Puxando uma adaga de cabo brilhante do bolso interno do casaco, Ferreira abriu o mais amedrontador dos sorrisos, para então levantar o instrumento e revelar uma silhueta distorcida, representada pela sombra na parede que refletia as luzes de uma forte seqüência de relâmpagos. Enquanto escrevia, o autor já podia construir a cena em sua mente de forma tão viva que ele próprio compartilhava o medo com Júnior. O escritor tentava expressar, de todas as formas que seu vocabulário permitia, o quão clássico deveria soar aquele momento. As imensas janelas empoeiradas, a sombra dos dois no momento que precedia o fim do mocinho, o punhal detalhadamente ornamentado, o jovem com as pernas e braços amarrados a cadeira pesada, o velho aproximando a lâmina da vítima... Realmente estava sendo um momento de alta tensão.
Com pavor, fechou as pálpebras e contraiu-se todo, num reflexo instintivo, tentando não presenciar a fração mínima de segundo que vivenciava, ou melhor, o tempo suficiente pra sentir os primeiros milímetros de lâmina enterrada em seu peito. Com a dor, o jovem abriu os olhos aos gritos para então notar o que se passava:
- Natália, como você sabia... - foi interrompido por sua salvadora.
- Agora não há como explicar. Temos de sair daqui com cuidado, pois o prédio está cercado.

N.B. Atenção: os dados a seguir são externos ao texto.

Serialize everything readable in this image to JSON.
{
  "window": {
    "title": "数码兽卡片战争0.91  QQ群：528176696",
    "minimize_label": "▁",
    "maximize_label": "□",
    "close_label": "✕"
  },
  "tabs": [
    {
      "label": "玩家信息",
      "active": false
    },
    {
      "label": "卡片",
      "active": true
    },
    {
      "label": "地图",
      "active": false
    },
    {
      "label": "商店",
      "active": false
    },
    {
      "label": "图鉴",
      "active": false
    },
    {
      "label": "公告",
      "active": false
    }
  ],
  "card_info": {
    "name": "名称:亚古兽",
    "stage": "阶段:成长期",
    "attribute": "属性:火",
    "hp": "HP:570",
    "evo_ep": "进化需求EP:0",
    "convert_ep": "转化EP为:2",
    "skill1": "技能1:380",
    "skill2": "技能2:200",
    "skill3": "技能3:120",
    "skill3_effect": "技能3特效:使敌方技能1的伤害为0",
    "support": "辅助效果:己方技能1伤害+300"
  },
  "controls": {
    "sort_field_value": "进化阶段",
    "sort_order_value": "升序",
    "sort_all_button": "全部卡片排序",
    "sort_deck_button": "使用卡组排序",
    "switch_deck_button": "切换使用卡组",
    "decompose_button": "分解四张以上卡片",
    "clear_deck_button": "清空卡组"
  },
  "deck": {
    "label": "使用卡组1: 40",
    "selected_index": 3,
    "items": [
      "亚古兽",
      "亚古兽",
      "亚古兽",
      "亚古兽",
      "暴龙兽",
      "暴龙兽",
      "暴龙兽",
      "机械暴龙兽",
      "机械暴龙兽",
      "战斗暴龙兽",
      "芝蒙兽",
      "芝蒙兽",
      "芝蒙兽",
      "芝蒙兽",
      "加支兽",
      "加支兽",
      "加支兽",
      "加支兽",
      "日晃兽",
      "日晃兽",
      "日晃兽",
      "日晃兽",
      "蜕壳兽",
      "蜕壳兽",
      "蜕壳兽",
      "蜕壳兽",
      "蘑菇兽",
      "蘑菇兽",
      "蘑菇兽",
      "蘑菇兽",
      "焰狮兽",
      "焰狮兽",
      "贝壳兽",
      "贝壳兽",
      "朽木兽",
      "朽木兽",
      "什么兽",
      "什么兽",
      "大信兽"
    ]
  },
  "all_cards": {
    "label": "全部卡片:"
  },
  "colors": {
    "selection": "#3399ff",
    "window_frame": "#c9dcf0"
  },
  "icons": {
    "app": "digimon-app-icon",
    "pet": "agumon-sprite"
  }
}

A moça golpeou o Juiz na nuca, usando um pedaço de madeira, bem a tempo de evitar que a faca enterrasse por completo no peito da vítima. Após pensar na solução inusitada, num golpe de memória repentino, só restava ao escritor pensar na fuga do casal, afinal de contas, Ferreira teria levado o rapaz para uma fortaleza cercada de capangas. Alguns minutos, que mais pareciam horas, foram o que bastou para que houvesse uma solução para o, agora casal, de heróis.
Enquanto tomava um café estupidamente quente, o escritor relia as linhas entusiasmadas que descreviam a epopéia. Para ele, o capítulo final já estava terminado. O profissional satisfeito imprimiu suas páginas de encerramento e correu para o prédio da editora.
Em sua luxuosa sala, reunido com uma equipe de revisores, o velho Guimarães discutia sobre a aprovação daquele final tão intrigante...
Após desamarrar Júnior, Natália puxou-o pelo pulso até a porta, para então espiar se alguém vigiava o corredor. Para a sorte dos dois, o guarda cochilava despreocupado, com farelos de pão sobre a enorme barriga. Com a cautela de quem pisa sobre o gelo fino, os dois passaram pelo vigia adormecido e viraram à esquerda, seguindo em direção às escadas de emergência. Evitando o máximo de ruído, desceram até o corredor de acesso ao salão principal do prédio, onde observaram a presença de muitos guardas atentos. A moça pediu para que ele se abaixasse, o que o rapaz obedeceu sem objeções. Estranhamente, ela foi na direção dos guardas, em disparada, sendo então seguida por todos até o lado de fora do prédio. Junior, agachado junto à parede do corredor, nada via do que se passava, restando-lhe apenas perceber o som de alguns disparos de armas de fogo. Sem saber o que fazer, temendo pelo pior, o jovem herói correu para fora, mas foi interceptado por Natália, dentro mesmo do salão. Ela já estava de volta, abaixada, perto do balcão das telas do circuito interno de segurança. Abraçaram-se calorosamente. Ele nem mais questionava a estranheza da capacidade que a moça apresentava em despistar os guardas, reservando, em sua cabeça, apenas espaço para a felicidade de revê-la.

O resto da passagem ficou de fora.